< Jesaja 31 >

1 Wee dengenen, die in Egypte om hulp aftrekken, en steunen op paarden, en vertrouwen op wagenen, omdat er vele zijn, en op ruiters, omdat die zeer machtig zijn; en zien niet op den Heilige Israels, en zoeken den HEERE niet.
Usæle dei som fer ned til Egyptarland etter hjelp og stolar på hestar og lit på vogner, for di dei er so mange, og på hestfolk, for di dei er so mannsterke, men ikkje skodar etter Israels Heilage og ikkje søkjer Herren!
2 Nochtans is Hij ook wijs, en Hij doet het kwaad komen, en trekt Zijn woorden niet terug; maar Hij zal Zich opmaken tegen het huis der boosdoeners, en tegen de hulp dergenen, die ongerechtigheid werken.
Men han og er vis og let ulukka koma, og ordi sine tek han ikkje i seg att, men han reiser seg mot huset åt dei vonde og mot deim som er hjelp for illgjerdsmenner.
3 Want de Egyptenaren zijn mensen, en geen God, en hun paarden zijn vlees, en geen geest; en de HEERE zal Zijn hand uitstrekken, dat de helper struikelen zal, en die geholpen wordt, zal nedervallen, en zij zullen al te zamen te niet komen.
Og egyptarane er menneskje og ikkje Gud, og deira hestar er kjøt og ikkje ånd, og Herren skal retta ut handi si, og hjelparen skal snåva, og den som hev fenge hjelp, falla, og dei skal alle saman ganga til grunns.
4 Want alzo heeft de HEERE tot mij gezegd: Gelijk als een leeuw, en een jonge leeuw over zijn roof brult, wanneer schoon een volle menigte der herderen samengeroepen wordt tegen hem, verschrikt hij voor hun stem niet, en vernedert zich niet vanwege hun veelheid; alzo zal de HEERE der heirscharen nederdalen, om te strijden voor den berg Sions en voor haar heuvel.

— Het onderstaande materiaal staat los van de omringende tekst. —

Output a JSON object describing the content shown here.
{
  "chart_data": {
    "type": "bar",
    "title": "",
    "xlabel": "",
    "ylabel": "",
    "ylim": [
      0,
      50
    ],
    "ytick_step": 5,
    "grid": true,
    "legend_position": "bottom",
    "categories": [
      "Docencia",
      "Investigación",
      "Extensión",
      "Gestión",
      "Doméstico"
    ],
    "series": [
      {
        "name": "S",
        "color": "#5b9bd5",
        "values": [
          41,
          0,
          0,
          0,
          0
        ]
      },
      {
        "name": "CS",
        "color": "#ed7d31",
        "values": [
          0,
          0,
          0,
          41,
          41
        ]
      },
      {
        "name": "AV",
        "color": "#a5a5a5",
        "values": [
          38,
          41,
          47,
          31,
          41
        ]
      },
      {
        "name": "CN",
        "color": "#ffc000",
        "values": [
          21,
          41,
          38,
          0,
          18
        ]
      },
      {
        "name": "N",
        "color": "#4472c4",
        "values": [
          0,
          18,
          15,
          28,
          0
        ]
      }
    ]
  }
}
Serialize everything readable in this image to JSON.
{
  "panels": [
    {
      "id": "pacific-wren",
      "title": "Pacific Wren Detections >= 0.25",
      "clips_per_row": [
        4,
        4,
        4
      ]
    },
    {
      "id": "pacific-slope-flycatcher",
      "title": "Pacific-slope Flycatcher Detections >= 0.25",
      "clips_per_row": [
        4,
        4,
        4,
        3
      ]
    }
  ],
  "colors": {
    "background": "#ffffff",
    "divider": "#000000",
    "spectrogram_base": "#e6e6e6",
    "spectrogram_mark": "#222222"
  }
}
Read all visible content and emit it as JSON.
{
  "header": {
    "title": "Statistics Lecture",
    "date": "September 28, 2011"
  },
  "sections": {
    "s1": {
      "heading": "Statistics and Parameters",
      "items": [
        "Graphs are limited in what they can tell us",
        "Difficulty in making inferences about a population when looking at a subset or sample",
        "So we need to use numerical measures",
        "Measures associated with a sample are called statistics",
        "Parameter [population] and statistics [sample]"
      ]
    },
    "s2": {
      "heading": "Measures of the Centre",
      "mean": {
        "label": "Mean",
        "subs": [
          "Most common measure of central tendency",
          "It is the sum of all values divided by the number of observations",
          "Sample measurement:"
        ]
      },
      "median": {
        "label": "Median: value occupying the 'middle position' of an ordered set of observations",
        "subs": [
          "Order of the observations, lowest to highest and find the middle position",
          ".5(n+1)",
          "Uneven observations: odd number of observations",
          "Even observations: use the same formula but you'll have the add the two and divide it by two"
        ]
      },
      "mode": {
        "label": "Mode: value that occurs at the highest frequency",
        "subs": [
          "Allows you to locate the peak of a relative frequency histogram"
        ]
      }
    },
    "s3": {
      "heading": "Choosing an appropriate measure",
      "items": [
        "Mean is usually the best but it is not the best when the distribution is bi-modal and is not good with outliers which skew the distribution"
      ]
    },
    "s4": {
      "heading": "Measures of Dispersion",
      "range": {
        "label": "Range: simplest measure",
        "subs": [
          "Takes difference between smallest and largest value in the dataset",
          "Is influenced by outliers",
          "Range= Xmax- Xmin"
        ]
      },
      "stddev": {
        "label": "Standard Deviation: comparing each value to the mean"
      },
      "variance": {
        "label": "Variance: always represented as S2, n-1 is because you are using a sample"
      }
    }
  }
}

For so sagde Herren til meg: Liksom ei løva og ei ungløva burar yver rovet sitt, når ein flokk hyrdingar sankar seg imot henne, og ho skræmest ikkje av skriket deira og vert ikkje rædd for ståket, soleis skal Herren, allhers drott, fara ned og strida mot Sions fjell og mot høgdi der.
5 Gelijk vliegende vogelen, alzo zal de HEERE der heirscharen Jeruzalem beschutten, beschuttende zal Hij haar ook verlossen, doorgaande zal Hij haar ook uithelpen.
Liksom flaksande fuglar, soleis skal Herren, allhers drott, verja Jerusalem, verja og frelsa, ganga framum og berga.
6 Bekeert u tot Hem, van Denwelken de kinderen Israels diep afgeweken zijn.
Vend um til honom som de er so djupt falne frå, de Israels-born!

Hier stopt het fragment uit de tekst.